I want to just show you that graceful resync message over on R2 that I mentioned to you, and to do that we take the summary address off and then hop over to R2

And there we go.

This is the message you would see on R2 when we took that summary address off and you’ll notice it even mentions “peer graceful restart”. So if we ran ‘show ip route eigrp’ :

you would see there are your subnets and everything is beautiful.

And if we do a ‘show IP EIGRP neighbor’ :

you can see the adjacency never really went down, because under the up time we’re well over an hour and 20 minutes on each one.

Bandwidth Review

only reminder I want to give you here as far as bandwidth goes is that this is not EIGRP specific command.

Other features on the Cisco router can use this value. So when you’re changing it you can’t have tunnel vision and say “OK this is just going to affect the EIGRP”! You need to look around and see what else is running on that router (maybe some quality of service which will introduce you to later, or maybe some other features that use that value) and you just want to be careful with that. Also notice that it is in kilobits not in megabits. So that’s definitely something to keep in mind.
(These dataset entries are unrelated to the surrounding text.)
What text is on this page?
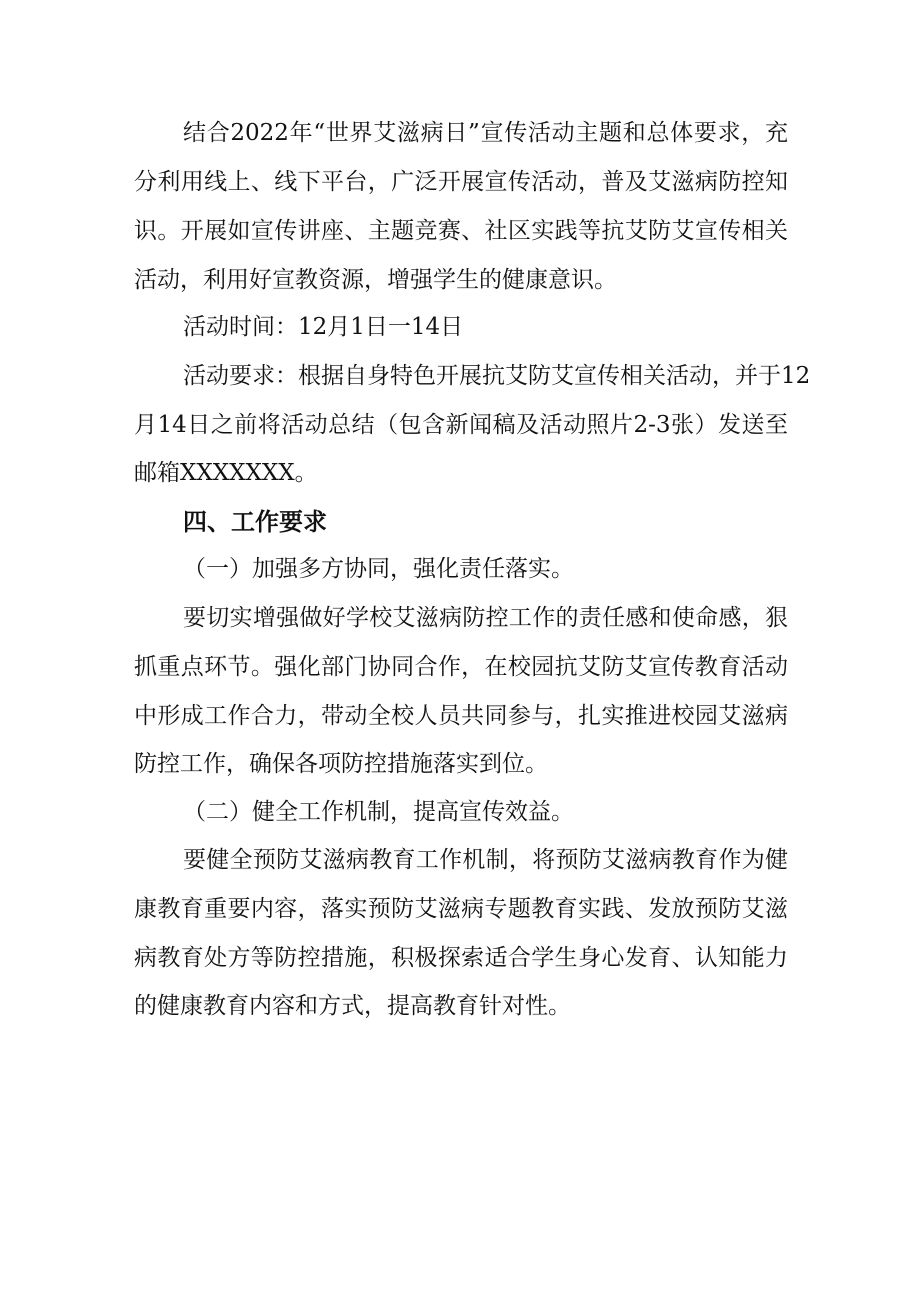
结合2022年“世界艾滋病日”宣传活动主题和总体要求，充
分利用线上、线下平台，广泛开展宣传活动，普及艾滋病防控知
识。开展如宣传讲座、主题竞赛、社区实践等抗艾防艾宣传相关
活动，利用好宣教资源，增强学生的健康意识。
活动时间：12月1日一14日
活动要求：根据自身特色开展抗艾防艾宣传相关活动，并于12
月14日之前将活动总结（包含新闻稿及活动照片2-3张）发送至
邮箱XXXXXXX。
四、工作要求
（一）加强多方协同，强化责任落实。
要切实增强做好学校艾滋病防控工作的责任感和使命感，狠
抓重点环节。强化部门协同合作，在校园抗艾防艾宣传教育活动
中形成工作合力，带动全校人员共同参与，扎实推进校园艾滋病
防控工作，确保各项防控措施落实到位。
（二）健全工作机制，提高宣传效益。
要健全预防艾滋病教育工作机制，将预防艾滋病教育作为健
康教育重要内容，落实预防艾滋病专题教育实践、发放预防艾滋
病教育处方等防控措施，积极探索适合学生身心发育、认知能力
的健康教育内容和方式，提高教育针对性。
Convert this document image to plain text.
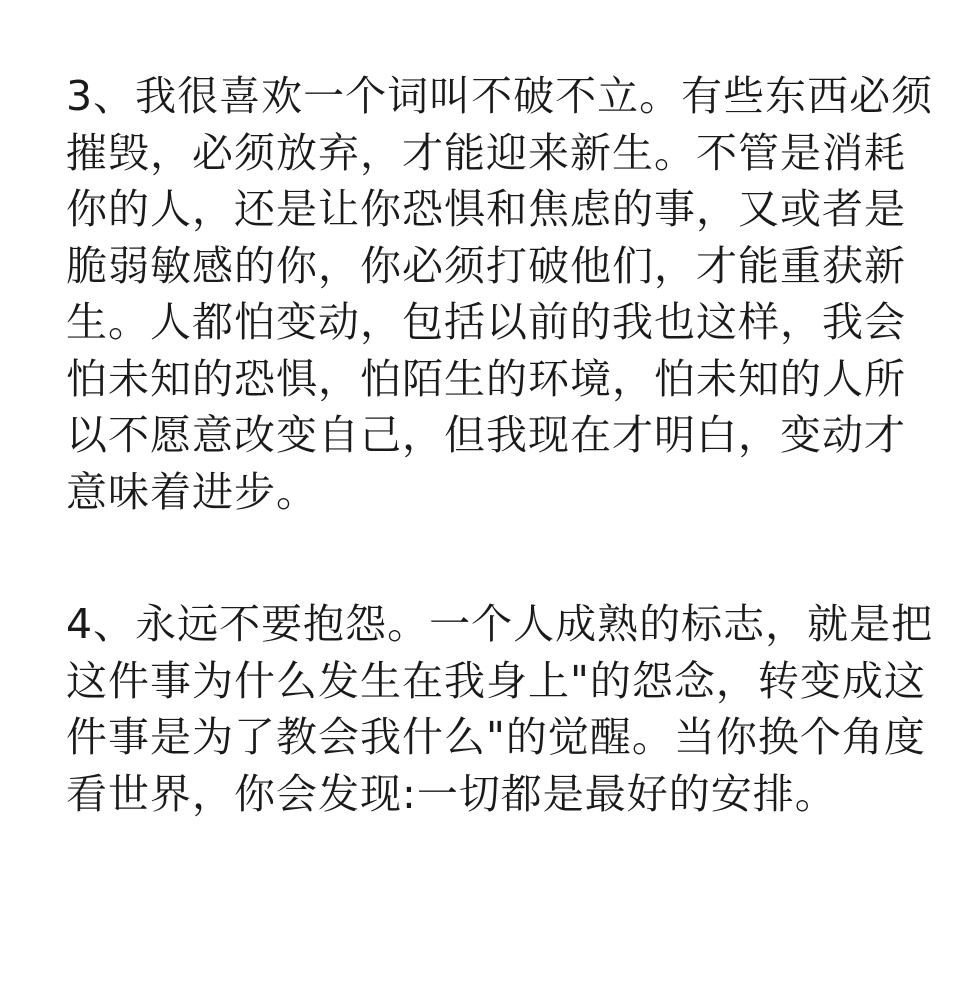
3、我很喜欢一个词叫不破不立。有些东西必须
摧毁，必须放弃，才能迎来新生。不管是消耗
你的人，还是让你恐惧和焦虑的事，又或者是
脆弱敏感的你，你必须打破他们，才能重获新
生。人都怕变动，包括以前的我也这样，我会
怕未知的恐惧，怕陌生的环境，怕未知的人所
以不愿意改变自己，但我现在才明白，变动才
意味着进步。
4、永远不要抱怨。一个人成熟的标志，就是把
这件事为什么发生在我身上"的怨念，转变成这
件事是为了教会我什么"的觉醒。当你换个角度
看世界，你会发现:一切都是最好的安排。
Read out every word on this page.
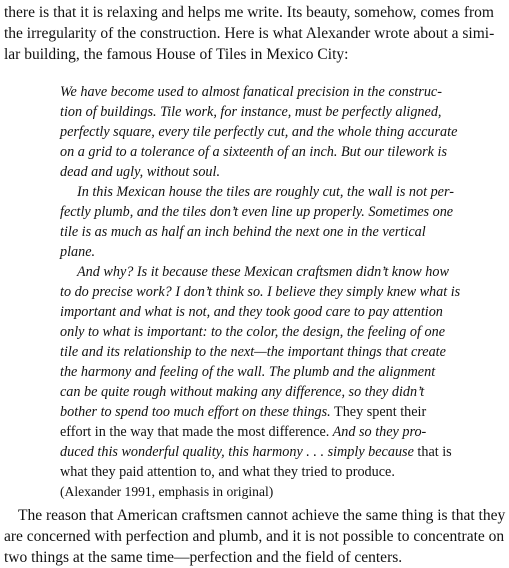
there is that it is relaxing and helps me write. Its beauty, somehow, comes from

the irregularity of the construction. Here is what Alexander wrote about a simi-

lar building, the famous House of Tiles in Mexico City:

We have become used to almost fanatical precision in the construc-

tion of buildings. Tile work, for instance, must be perfectly aligned,

perfectly square, every tile perfectly cut, and the whole thing accurate

on a grid to a tolerance of a sixteenth of an inch. But our tilework is

dead and ugly, without soul.

In this Mexican house the tiles are roughly cut, the wall is not per-

fectly plumb, and the tiles don’t even line up properly. Sometimes one

tile is as much as half an inch behind the next one in the vertical

plane.

And why? Is it because these Mexican craftsmen didn’t know how

to do precise work? I don’t think so. I believe they simply knew what is

important and what is not, and they took good care to pay attention

only to what is important: to the color, the design, the feeling of one

tile and its relationship to the next—the important things that create

the harmony and feeling of the wall. The plumb and the alignment

can be quite rough without making any difference, so they didn’t

bother to spend too much effort on these things. They spent their

effort in the way that made the most difference. And so they pro-

duced this wonderful quality, this harmony . . . simply because that is

what they paid attention to, and what they tried to produce.

(Alexander 1991, emphasis in original)

The reason that American craftsmen cannot achieve the same thing is that they

are concerned with perfection and plumb, and it is not possible to concentrate on

two things at the same time—perfection and the field of centers.
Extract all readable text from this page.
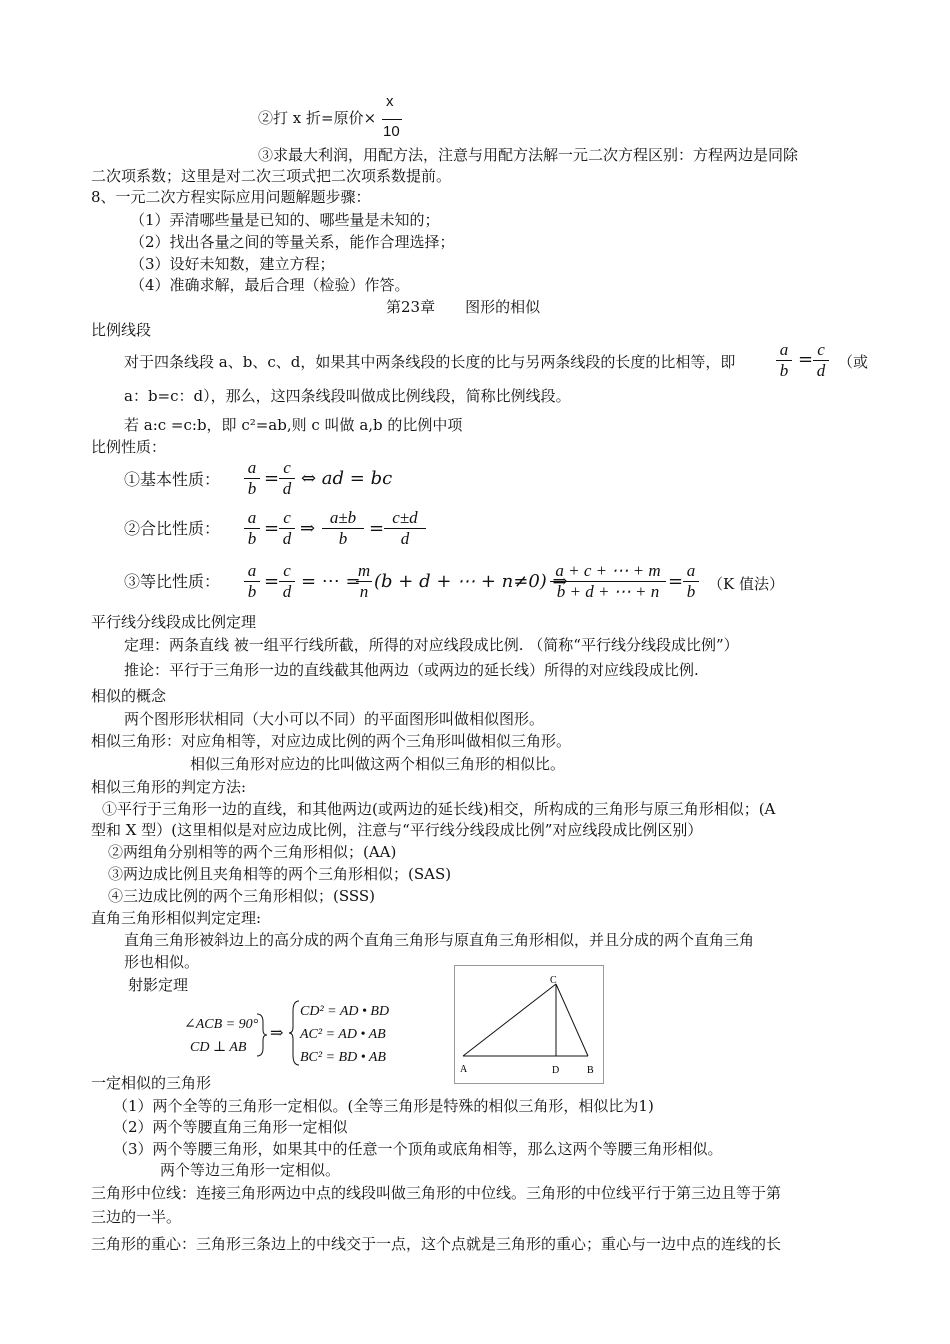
②打 x 折=原价×
x
10
③求最大利润，用配方法，注意与用配方法解一元二次方程区别：方程两边是同除
二次项系数；这里是对二次三项式把二次项系数提前。
8、一元二次方程实际应用问题解题步骤：
（1）弄清哪些量是已知的、哪些量是未知的；
（2）找出各量之间的等量关系，能作合理选择；
（3）设好未知数，建立方程；
（4）准确求解，最后合理（检验）作答。
第23章　　图形的相似
比例线段
对于四条线段 a、b、c、d，如果其中两条线段的长度的比与另两条线段的长度的比相等，即 $\frac{a}{b} = \frac{c}{d}$ （或
a：b=c：d），那么，这四条线段叫做成比例线段，简称比例线段。
若 a:c =c:b，即 c²=ab,则 c 叫做 a,b 的比例中项
比例性质：
①基本性质： $\frac{a}{b} = \frac{c}{d}$ ⇔ ad = bc
②合比性质： $\frac{a}{b} = \frac{c}{d}$ ⇒ $\frac{a\pm b}{b} = \frac{c\pm d}{d}$
③等比性质： $\frac{a}{b} = \frac{c}{d}$ = ⋯ =
$\frac{m}{n} (b + d$ + ⋯ + n≠0) ⇒
$\frac{a + c + \cdots + m}{b + d + \cdots + n} = \frac{a}{b} (K$ 值法）
平行线分线段成比例定理
定理：两条直线 被一组平行线所截，所得的对应线段成比例. （简称“平行线分线段成比例”）
推论：平行于三角形一边的直线截其他两边（或两边的延长线）所得的对应线段成比例.
相似的概念
两个图形形状相同（大小可以不同）的平面图形叫做相似图形。
相似三角形：对应角相等，对应边成比例的两个三角形叫做相似三角形。
相似三角形对应边的比叫做这两个相似三角形的相似比。
相似三角形的判定方法:
①平行于三角形一边的直线，和其他两边(或两边的延长线)相交，所构成的三角形与原三角形相似；(A
型和 X 型）(这里相似是对应边成比例，注意与“平行线分线段成比例”对应线段成比例区别）
②两组角分别相等的两个三角形相似；(AA)
③两边成比例且夹角相等的两个三角形相似；(SAS)
④三边成比例的两个三角形相似；(SSS)
直角三角形相似判定定理:
直角三角形被斜边上的高分成的两个直角三角形与原直角三角形相似，并且分成的两个直角三角
形也相似。
射影定理
∠ACB = 90°
CD ⊥ AB
⇒
CD² = AD • BD
AC² = AD • AB
BC² = BD • AB
C
A	D	B
一定相似的三角形
（1）两个全等的三角形一定相似。(全等三角形是特殊的相似三角形，相似比为1)
（2）两个等腰直角三角形一定相似
（3）两个等腰三角形，如果其中的任意一个顶角或底角相等，那么这两个等腰三角形相似。
两个等边三角形一定相似。
三角形中位线：连接三角形两边中点的线段叫做三角形的中位线。三角形的中位线平行于第三边且等于第
三边的一半。
三角形的重心：三角形三条边上的中线交于一点，这个点就是三角形的重心；重心与一边中点的连线的长
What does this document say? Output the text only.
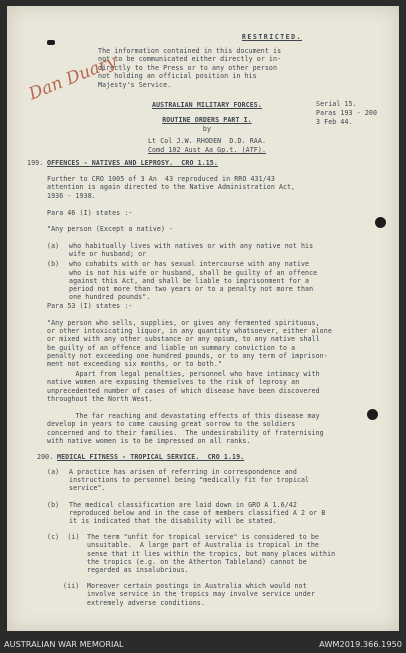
RESTRICTED.
The information contained in this document is
not to be communicated either directly or in-
directly to the Press or to any other person
not holding an official position in his
Majesty's Service.
Dan Duary
AUSTRALIAN MILITARY FORCES.
ROUTINE ORDERS PART I.
by
Lt Col J.W. RHODEN  D.D. RAA.
Comd 102 Aust Aa Gp.t. (ATF).
Serial 15.
Paras 193 - 200
3 Feb 44.
199. OFFENCES - NATIVES AND LEPROSY.  CRO 1.15.
Further to CRO 1005 of 3 An  43 reproduced in RRO 431/43
attention is again directed to the Native Administration Act,
1936 - 1938.
Para 46 (I) states :-
"Any person (Except a native) -
(a) who habitually lives with natives or with any native not his
wife or husband; or
(b) who cohabits with or has sexual intercourse with any native
who is not his wife or husband, shall be guilty of an offence
against this Act, and shall be liable to imprisonment for a
period not more than two years or to a penalty not more than
one hundred pounds".
Para 53 (I) states :-
"Any person who sells, supplies, or gives any fermented spirituous,
or other intoxicating liquor, in any quantity whatsoever, either alone
or mixed with any other substance or any opium, to any native shall
be guilty of an offence and liable on summary conviction to a
penalty not exceeding one hundred pounds, or to any term of imprison-
ment not exceeding six months, or to both."
Apart from legal penalties, personnel who have intimacy with
native women are exposing themselves to the risk of leprosy an
unprecedented number of cases of which disease have been discovered
throughout the North West.
The far reaching and devastating effects of this disease may
develop in years to come causing great sorrow to the soldiers
concerned and to their families.  The undesirability of fraternising
with native women is to be impressed on all ranks.
200. MEDICAL FITNESS - TROPICAL SERVICE.  CRO 1.19.
(a) A practice has arisen of referring in correspondence and
instructions to personnel being "medically fit for tropical
service".
(b) The medical classification are laid down in GRO A 1.6/42
reproduced below and in the case of members classified A 2 or B
it is indicated that the disability will be stated.
(c)  (i) The term "unfit for tropical service" is considered to be
unsuitable.  A large part of Australia is tropical in the
sense that it lies within the tropics, but many places within
the tropics (e.g. on the Atherton Tableland) cannot be
regarded as insalubrious.
(ii) Moreover certain postings in Australia which would not
involve service in the tropics may involve service under
extremely adverse conditions.
AUSTRALIAN WAR MEMORIAL	AWM2019.366.1950
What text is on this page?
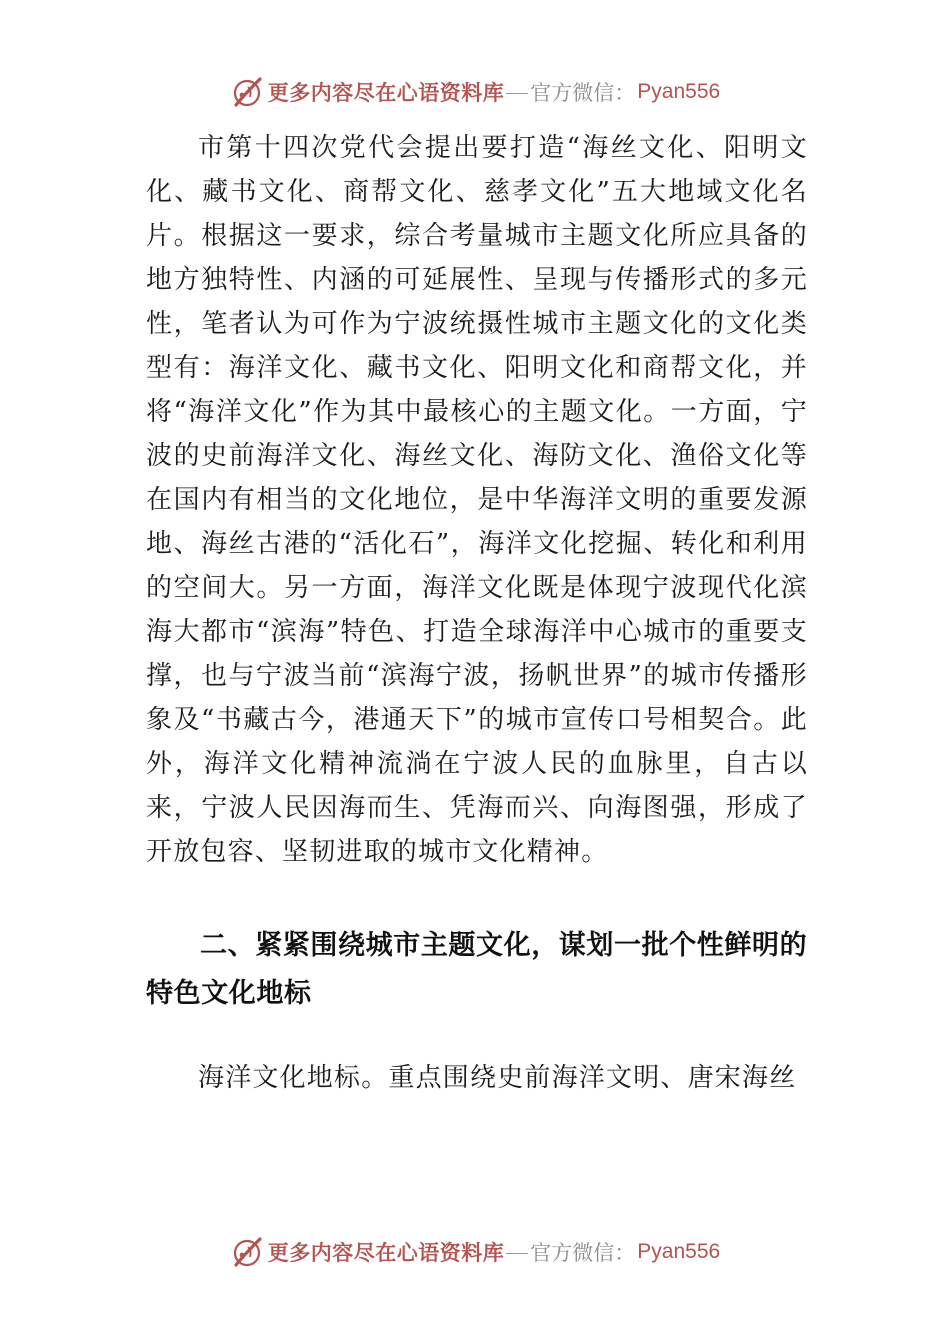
更多内容尽在心语资料库 官方微信： Pyan556

市第十四次党代会提出要打造“海丝文化、阳明文化、藏书文化、商帮文化、慈孝文化”五大地域文化名片。根据这一要求，综合考量城市主题文化所应具备的地方独特性、内涵的可延展性、呈现与传播形式的多元性，笔者认为可作为宁波统摄性城市主题文化的文化类型有：海洋文化、藏书文化、阳明文化和商帮文化，并将“海洋文化”作为其中最核心的主题文化。一方面，宁波的史前海洋文化、海丝文化、海防文化、渔俗文化等在国内有相当的文化地位，是中华海洋文明的重要发源地、海丝古港的“活化石”，海洋文化挖掘、转化和利用的空间大。另一方面，海洋文化既是体现宁波现代化滨海大都市“滨海”特色、打造全球海洋中心城市的重要支撑，也与宁波当前“滨海宁波，扬帆世界”的城市传播形象及“书藏古今，港通天下”的城市宣传口号相契合。此外，海洋文化精神流淌在宁波人民的血脉里，自古以来，宁波人民因海而生、凭海而兴、向海图强，形成了开放包容、坚韧进取的城市文化精神。

二、紧紧围绕城市主题文化，谋划一批个性鲜明的特色文化地标

海洋文化地标。重点围绕史前海洋文明、唐宋海丝

更多内容尽在心语资料库 官方微信： Pyan556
Now as far as the delay value goes, you can also use this to fine tune routes.

But I tell you I’m going to use bandwidth that I possibly can and frankly I probably use another method if I possibly can. And you’ll learn some other methods in future studies but as far as the delay goes:

throughput delay is fine but you’re dealing here with tens of microseconds. So as you can imagine it could be pretty challenging to get close to the metric you want or close to the tweak that you want. So I just want you to be aware of that that it can be pretty darn tricky to get the result you want and I promise you that is the only value we’ll see that is time based.